Students should register with the State Department when they arrive in the host country. That way, students will be alerted if any large scale emergency occurs and/or if an evacuation is necessary. Students should also periodically check the travel alerts issued by the CDC and the State Department. International Students should check-in with the embassy of their home country to see if a similar process is available.
Observe local behaviors. Many behaviors and cues will be different than in the United States. Body language is not universal, and behaviors may be interpreted differently. Be aware of sending mixed signals, such as smiling while saying “no”.
Remember that there is safety in numbers, so travel in small groups when possible. In any large city, a foreigner holding a huge map could invite trouble, so study the city map before arriving at the destination.
Ask the Right Questions
A new culture brings more than a new language and interesting food. There may be hazards in the host country with which U.S. students are unfamiliar. The host country may have dangerous natural phenomena, animals or plants. Students should research this information before going abroad and know how to appropriately handle such things if encountered.

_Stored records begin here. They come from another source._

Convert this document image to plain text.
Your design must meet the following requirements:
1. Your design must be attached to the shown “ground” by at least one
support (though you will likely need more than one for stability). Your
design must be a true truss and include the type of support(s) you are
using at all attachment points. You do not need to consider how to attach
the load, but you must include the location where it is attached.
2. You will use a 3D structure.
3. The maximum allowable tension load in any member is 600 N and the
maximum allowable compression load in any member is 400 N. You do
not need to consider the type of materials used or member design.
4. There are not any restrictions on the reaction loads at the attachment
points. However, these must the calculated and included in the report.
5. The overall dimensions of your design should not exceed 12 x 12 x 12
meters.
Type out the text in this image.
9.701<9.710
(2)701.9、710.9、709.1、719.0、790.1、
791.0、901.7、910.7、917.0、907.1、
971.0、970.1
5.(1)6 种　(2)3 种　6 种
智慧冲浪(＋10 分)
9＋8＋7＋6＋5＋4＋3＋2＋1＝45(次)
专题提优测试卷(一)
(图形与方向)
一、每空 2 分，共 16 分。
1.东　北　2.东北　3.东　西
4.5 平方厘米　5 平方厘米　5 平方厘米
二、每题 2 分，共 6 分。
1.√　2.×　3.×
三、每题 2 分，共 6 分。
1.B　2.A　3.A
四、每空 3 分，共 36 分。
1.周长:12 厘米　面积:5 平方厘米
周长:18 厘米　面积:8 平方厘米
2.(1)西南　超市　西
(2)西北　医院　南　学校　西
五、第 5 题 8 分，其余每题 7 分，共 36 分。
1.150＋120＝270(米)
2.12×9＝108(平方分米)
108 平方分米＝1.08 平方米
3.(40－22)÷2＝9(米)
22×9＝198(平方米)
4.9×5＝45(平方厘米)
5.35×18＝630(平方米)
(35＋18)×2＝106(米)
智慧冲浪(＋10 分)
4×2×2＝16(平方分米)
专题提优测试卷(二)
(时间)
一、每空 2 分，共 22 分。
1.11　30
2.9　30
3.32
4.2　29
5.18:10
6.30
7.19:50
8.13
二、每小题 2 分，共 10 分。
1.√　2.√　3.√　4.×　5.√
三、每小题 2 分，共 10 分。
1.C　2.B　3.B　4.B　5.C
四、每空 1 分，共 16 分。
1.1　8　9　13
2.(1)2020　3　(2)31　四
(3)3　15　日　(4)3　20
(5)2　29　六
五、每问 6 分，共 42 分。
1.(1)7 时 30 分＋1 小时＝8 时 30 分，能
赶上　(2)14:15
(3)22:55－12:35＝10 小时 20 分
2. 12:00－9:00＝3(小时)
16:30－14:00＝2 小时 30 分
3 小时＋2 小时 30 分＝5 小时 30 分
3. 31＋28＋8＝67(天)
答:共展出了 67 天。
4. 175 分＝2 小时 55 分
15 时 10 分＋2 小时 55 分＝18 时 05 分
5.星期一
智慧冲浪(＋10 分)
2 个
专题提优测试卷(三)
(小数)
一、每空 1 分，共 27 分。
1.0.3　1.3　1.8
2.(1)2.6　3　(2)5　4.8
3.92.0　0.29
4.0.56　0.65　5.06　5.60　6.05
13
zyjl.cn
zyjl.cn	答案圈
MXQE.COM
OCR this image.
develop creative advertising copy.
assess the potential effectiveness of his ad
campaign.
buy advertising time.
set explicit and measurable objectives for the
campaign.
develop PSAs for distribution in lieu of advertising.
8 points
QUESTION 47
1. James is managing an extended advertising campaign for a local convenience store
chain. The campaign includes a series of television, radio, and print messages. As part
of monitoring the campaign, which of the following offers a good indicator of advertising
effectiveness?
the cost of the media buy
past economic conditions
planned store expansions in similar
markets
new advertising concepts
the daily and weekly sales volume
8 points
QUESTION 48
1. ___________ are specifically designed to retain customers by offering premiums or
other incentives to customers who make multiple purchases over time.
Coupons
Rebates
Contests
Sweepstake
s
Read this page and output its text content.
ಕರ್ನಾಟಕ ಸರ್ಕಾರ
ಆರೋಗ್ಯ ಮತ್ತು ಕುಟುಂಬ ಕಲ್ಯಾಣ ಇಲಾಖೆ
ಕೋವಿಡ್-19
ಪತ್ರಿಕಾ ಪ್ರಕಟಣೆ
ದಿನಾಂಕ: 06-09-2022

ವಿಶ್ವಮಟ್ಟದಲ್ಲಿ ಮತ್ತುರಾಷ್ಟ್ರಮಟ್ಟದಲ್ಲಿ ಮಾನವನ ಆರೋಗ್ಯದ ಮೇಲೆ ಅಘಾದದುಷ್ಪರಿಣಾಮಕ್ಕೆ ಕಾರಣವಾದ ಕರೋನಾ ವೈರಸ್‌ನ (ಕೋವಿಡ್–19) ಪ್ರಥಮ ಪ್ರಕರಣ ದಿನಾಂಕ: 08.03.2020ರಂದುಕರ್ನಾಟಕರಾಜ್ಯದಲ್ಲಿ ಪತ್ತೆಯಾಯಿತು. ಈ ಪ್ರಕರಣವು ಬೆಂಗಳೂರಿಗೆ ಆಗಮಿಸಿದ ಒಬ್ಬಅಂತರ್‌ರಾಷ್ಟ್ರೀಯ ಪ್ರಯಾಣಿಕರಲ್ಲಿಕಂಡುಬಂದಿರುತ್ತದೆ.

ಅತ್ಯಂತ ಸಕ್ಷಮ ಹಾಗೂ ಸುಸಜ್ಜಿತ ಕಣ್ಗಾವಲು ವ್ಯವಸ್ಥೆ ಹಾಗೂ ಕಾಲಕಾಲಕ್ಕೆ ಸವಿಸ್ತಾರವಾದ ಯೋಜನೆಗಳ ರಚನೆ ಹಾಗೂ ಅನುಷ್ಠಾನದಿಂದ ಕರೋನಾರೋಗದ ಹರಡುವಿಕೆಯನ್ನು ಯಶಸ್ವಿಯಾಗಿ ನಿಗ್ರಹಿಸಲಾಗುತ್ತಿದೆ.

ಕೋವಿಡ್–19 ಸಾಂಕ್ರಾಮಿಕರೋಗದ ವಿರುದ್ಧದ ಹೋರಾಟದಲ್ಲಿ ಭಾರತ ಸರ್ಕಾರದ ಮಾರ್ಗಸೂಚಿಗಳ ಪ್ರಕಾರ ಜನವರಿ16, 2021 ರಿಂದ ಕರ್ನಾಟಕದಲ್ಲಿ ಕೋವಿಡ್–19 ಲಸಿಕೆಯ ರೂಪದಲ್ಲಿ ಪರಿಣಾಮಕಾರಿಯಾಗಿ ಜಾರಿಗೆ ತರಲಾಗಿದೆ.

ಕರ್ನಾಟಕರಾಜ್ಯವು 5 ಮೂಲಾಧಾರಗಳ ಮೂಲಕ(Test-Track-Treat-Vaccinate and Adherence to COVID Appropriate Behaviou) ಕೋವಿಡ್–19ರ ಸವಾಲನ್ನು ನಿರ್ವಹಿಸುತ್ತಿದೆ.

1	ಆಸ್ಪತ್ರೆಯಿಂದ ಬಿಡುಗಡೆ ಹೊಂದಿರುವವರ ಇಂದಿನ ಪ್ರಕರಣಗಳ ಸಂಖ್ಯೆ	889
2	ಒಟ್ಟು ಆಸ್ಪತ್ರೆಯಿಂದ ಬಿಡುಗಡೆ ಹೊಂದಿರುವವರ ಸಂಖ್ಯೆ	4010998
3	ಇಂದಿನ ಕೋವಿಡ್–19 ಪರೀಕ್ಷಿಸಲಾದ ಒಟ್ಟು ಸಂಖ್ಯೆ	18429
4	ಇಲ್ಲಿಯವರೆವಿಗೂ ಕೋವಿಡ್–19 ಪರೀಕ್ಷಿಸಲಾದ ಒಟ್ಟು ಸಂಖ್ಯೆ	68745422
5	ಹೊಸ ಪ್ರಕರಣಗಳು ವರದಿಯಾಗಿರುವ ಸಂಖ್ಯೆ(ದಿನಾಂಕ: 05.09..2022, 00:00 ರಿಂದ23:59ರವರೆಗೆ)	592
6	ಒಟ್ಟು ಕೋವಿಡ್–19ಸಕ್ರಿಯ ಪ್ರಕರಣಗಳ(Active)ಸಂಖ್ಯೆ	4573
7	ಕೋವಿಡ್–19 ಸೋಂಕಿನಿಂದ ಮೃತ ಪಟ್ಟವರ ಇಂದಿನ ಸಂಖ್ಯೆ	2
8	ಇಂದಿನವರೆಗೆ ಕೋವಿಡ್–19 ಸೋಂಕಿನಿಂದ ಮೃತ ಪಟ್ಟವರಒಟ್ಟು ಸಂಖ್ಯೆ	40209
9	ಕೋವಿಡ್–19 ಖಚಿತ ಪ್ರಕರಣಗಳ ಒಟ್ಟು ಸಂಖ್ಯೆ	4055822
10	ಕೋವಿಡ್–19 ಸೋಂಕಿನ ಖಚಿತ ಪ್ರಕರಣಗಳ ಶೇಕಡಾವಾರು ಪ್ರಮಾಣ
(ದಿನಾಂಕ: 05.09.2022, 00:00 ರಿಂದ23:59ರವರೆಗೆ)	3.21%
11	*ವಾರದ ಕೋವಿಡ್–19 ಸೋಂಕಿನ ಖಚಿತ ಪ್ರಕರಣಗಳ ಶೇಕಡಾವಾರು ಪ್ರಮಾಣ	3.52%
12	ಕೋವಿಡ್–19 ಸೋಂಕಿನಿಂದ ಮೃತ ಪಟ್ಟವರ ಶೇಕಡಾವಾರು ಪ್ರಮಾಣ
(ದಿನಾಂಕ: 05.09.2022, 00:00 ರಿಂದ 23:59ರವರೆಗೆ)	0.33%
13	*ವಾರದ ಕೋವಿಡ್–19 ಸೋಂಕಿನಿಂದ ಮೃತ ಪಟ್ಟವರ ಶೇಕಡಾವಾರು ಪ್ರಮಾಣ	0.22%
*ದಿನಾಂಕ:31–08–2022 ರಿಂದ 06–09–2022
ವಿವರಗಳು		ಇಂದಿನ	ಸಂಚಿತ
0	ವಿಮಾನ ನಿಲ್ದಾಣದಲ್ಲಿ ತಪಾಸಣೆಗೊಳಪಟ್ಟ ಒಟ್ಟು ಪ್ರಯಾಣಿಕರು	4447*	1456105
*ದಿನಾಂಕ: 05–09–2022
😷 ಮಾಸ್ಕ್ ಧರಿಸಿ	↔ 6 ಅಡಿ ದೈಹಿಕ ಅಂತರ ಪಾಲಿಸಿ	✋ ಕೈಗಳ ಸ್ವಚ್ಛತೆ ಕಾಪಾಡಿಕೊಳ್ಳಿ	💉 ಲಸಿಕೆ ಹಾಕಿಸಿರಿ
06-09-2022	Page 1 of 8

Know the environmental hazards, common crimes, and traffic laws. Find out the norms governing clothing and behavior and who can be trusted in that country. (Police cannot be trusted everywhere.) Also, it is important to know what documentation, if any, must be carried at all times. Do not carry more than needed, but always carry what is required.
The study abroad program provider and a good guidebook can provide answers to these and other questions.
Take some time to research the traffic laws and typical driving practices in the host country. Second to alcohol, traffic is the most common culprit of accidents while studying abroad. Driving laws vary dramatically, and it is not recommended that students drive while abroad. In many places, pedestrians do not necessarily have the right of way. Even if pedestrians do have the right of way, traffic laws might not be regularly obeyed. Use caution on busy city streets, and do not assume that any car, truck, bus, or scooter will stop to let a pedestrian cross. Do not forget to look in the opposite direction if studying in the U.K., Australia, India and parts of Africa! The Association for Safe International Road Travel provides helpful resources.